Bien sûr, le chirurgien général et les législateurs des États n’essaient pas intentionnellement de saboter ces aspects de la vie en ligne, mais c’est la conséquence inévitable de la façon dont ils abordent la menace des médias sociaux. L’avis du chirurgien général appelle les plates-formes à renforcer et à faire respecter les âges minimums, et les décideurs à développer des exigences spécialisées pour les adolescents sur les réseaux sociaux, y compris tout, des limites sur les contenus préjudiciables aux technologies plus strictes de contrôle de l’âge. Mais le chirurgien général ne dit jamais quelle technologie magique pourrait éventuellement prouver l’âge d’un utilisateur sans détruire toute notre vie privée.

En regardant les États qui exigent déjà une preuve d’âge pour accéder à un site Web donné ou créer un compte en ligne, la situation est sombre. L’un des moyens les plus simples de vérifier l’âge consiste à demander aux utilisateurs de soumettre une pièce d’identité gouvernementale pour accéder à un service particulier. Cela devrait concerner tous ceux qui prétendent vouloir protéger les jeunes utilisateurs.
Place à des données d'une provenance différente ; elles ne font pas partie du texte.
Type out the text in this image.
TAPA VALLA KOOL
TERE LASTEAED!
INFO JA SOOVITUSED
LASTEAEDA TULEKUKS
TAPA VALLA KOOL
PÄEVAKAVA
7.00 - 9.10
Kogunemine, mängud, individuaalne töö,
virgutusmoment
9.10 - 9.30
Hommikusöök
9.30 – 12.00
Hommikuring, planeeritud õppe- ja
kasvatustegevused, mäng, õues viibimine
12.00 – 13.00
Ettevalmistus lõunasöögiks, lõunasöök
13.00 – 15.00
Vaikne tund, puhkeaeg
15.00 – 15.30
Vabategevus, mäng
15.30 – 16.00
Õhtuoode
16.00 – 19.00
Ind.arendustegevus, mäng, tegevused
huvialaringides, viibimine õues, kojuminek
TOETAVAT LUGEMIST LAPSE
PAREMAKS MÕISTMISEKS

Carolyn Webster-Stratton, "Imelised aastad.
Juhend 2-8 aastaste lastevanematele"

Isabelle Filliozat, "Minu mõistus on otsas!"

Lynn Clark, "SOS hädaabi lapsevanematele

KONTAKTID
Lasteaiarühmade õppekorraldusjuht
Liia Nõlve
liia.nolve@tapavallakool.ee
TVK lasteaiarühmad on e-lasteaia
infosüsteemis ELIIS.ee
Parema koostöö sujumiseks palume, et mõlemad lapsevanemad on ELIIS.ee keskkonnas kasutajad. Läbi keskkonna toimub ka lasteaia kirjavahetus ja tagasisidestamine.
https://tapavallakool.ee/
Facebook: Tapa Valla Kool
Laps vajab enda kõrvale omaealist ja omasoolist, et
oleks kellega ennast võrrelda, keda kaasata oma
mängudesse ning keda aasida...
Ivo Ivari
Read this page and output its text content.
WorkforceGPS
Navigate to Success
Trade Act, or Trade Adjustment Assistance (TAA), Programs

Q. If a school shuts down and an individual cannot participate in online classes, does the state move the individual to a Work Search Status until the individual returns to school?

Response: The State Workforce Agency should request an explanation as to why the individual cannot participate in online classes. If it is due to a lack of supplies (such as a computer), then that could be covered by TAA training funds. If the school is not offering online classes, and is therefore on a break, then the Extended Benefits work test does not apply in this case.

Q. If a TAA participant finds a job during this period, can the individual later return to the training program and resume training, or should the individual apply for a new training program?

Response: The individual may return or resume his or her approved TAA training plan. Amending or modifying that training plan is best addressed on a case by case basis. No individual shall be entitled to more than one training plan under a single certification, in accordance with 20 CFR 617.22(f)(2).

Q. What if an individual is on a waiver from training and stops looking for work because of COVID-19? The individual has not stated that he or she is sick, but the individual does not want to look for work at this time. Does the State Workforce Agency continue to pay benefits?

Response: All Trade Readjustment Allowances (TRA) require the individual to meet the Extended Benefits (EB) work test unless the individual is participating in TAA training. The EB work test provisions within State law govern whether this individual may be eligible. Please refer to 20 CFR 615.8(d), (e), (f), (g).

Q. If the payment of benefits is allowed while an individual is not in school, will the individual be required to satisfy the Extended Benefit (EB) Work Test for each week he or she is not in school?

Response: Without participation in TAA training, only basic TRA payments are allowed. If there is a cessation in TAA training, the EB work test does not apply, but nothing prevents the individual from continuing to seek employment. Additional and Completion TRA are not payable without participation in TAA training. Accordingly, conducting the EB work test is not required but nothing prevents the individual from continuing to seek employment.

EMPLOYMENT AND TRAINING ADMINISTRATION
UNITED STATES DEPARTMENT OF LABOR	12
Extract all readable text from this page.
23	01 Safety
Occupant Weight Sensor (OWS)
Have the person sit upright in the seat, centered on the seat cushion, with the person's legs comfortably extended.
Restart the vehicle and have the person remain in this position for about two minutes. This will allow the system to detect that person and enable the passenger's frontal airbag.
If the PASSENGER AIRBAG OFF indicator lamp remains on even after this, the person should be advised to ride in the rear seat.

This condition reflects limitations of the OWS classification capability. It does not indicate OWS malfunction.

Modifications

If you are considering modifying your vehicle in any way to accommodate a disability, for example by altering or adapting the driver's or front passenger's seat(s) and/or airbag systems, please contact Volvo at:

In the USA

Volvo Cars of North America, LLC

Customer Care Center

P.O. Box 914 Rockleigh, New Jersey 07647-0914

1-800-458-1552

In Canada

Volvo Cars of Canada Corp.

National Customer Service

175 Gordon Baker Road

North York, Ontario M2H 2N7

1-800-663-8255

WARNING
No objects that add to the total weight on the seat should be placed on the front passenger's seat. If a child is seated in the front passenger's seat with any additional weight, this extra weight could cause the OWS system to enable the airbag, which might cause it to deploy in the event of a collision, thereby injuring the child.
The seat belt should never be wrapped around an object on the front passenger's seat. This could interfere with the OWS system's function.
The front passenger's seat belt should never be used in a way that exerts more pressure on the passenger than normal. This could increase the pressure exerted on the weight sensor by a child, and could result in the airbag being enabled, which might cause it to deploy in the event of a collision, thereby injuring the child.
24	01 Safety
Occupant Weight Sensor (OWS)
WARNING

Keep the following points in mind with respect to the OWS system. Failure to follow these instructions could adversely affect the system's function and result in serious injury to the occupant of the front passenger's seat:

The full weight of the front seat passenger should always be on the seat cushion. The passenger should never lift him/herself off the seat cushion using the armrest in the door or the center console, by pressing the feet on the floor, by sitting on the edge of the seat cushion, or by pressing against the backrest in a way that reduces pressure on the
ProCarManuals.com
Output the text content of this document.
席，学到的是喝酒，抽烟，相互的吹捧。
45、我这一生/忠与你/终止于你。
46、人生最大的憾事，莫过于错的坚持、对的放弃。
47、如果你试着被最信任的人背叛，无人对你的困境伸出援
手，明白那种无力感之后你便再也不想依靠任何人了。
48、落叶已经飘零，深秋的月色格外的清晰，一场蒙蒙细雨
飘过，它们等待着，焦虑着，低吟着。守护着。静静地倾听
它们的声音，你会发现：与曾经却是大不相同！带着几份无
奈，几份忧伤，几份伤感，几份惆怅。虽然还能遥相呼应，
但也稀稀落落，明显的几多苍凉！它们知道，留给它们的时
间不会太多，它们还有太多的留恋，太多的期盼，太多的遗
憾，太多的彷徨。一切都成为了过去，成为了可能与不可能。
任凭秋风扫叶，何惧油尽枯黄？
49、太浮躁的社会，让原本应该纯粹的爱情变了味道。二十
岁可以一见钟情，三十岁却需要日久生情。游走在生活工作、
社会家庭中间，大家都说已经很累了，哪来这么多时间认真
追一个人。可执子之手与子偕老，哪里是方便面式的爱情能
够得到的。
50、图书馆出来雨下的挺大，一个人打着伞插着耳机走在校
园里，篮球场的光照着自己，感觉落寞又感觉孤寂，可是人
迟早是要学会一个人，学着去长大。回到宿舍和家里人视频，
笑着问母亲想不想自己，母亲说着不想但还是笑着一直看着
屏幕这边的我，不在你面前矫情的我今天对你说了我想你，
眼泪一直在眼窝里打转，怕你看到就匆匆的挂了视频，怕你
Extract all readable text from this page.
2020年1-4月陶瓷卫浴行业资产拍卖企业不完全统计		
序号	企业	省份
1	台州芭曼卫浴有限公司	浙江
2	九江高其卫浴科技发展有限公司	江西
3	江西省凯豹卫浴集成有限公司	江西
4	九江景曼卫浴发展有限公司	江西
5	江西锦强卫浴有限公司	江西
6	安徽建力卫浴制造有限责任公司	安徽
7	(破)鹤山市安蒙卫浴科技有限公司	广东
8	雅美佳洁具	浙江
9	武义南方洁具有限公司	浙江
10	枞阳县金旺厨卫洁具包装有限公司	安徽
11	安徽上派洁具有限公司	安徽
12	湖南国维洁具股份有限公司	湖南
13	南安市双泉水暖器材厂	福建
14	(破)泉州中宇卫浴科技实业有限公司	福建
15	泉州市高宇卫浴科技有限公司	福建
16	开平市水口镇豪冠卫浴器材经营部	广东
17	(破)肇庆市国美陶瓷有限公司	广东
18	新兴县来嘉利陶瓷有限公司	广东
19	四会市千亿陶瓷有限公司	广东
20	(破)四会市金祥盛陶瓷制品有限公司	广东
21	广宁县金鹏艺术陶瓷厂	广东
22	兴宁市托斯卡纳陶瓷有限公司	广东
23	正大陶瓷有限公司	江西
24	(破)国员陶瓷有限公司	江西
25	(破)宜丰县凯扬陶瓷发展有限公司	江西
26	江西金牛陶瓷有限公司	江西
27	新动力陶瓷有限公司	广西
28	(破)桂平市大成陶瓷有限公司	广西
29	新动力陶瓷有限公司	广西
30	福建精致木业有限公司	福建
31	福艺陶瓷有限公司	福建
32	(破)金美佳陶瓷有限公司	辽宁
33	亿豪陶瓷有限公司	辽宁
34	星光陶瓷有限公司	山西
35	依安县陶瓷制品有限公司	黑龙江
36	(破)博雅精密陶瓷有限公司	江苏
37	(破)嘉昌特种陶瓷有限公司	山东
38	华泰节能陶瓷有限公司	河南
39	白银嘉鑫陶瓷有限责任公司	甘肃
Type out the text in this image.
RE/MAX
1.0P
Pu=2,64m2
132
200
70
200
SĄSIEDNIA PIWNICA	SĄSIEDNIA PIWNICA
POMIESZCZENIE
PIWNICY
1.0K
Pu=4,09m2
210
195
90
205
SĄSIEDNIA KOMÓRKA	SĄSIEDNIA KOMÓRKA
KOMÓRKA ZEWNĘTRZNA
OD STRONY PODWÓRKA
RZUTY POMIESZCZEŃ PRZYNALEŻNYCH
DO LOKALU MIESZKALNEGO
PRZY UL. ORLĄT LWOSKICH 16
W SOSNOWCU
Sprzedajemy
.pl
Nécessite une pièce d’identité gouvernementale pour accéder Le New York Times ou de créer un compte Wikipédia, par exemple, empêchera des millions d’Américains sans papiers de profiter des avantages de ces sites. Et pire encore, ceux qui ont des identifiants verront leurs noms légaux liés à tout ce qu’ils font en ligne. Et ce n’est pas seulement pour les adolescents. La seule façon d’identifier les utilisateurs adolescents est de marquer chaque utilisateur de tout âge à chaque fois qu’il se connecte. Cette trace papier facilitera plus que jamais la recherche de nos historiques en ligne par la police et les autres organismes chargés de l’application de la loi.

Alternativement, certains États peuvent autoriser les sites à demander aux utilisateurs de saisir leur informations de carte de crédit pour vérifier leur âge. Mais ce sera facile à contourner (comme le savent tous les enfants qui ont utilisé la carte d’un parent). Pire, cela exclura les adultes non bancarisés des services en ligne. Dans un développement encore plus effrayant, certaines plates-formes ont proposé d’utiliser l’IA de deviner l’âge d’un utilisateur à partir d’une photo de son visage ou d’une évaluation de son historique de navigation. Mais ces stratégies sujettes aux erreurs sont susceptibles d’entraîner des poursuites contre les sites Web lorsqu’ils se trompent inévitablement sur l’âge des utilisateurs.

C’est simple : le chirurgien général et les législateurs peuvent concentrer leur travail sur la protection de la vie privée et de la santé mentale de tous les utilisateurs, y compris les enfants, ou ils peuvent continuer à imposer des lois peu judicieuses qui mettent les enfants en danger. Mais quelle que soit la voie qu’ils choisissent, la vérité est que la technologie magique pour confirmer l’âge de chacun restera un fantasme, et le prix à payer pour réduire l’anonymat numérique est une menace trop puissante.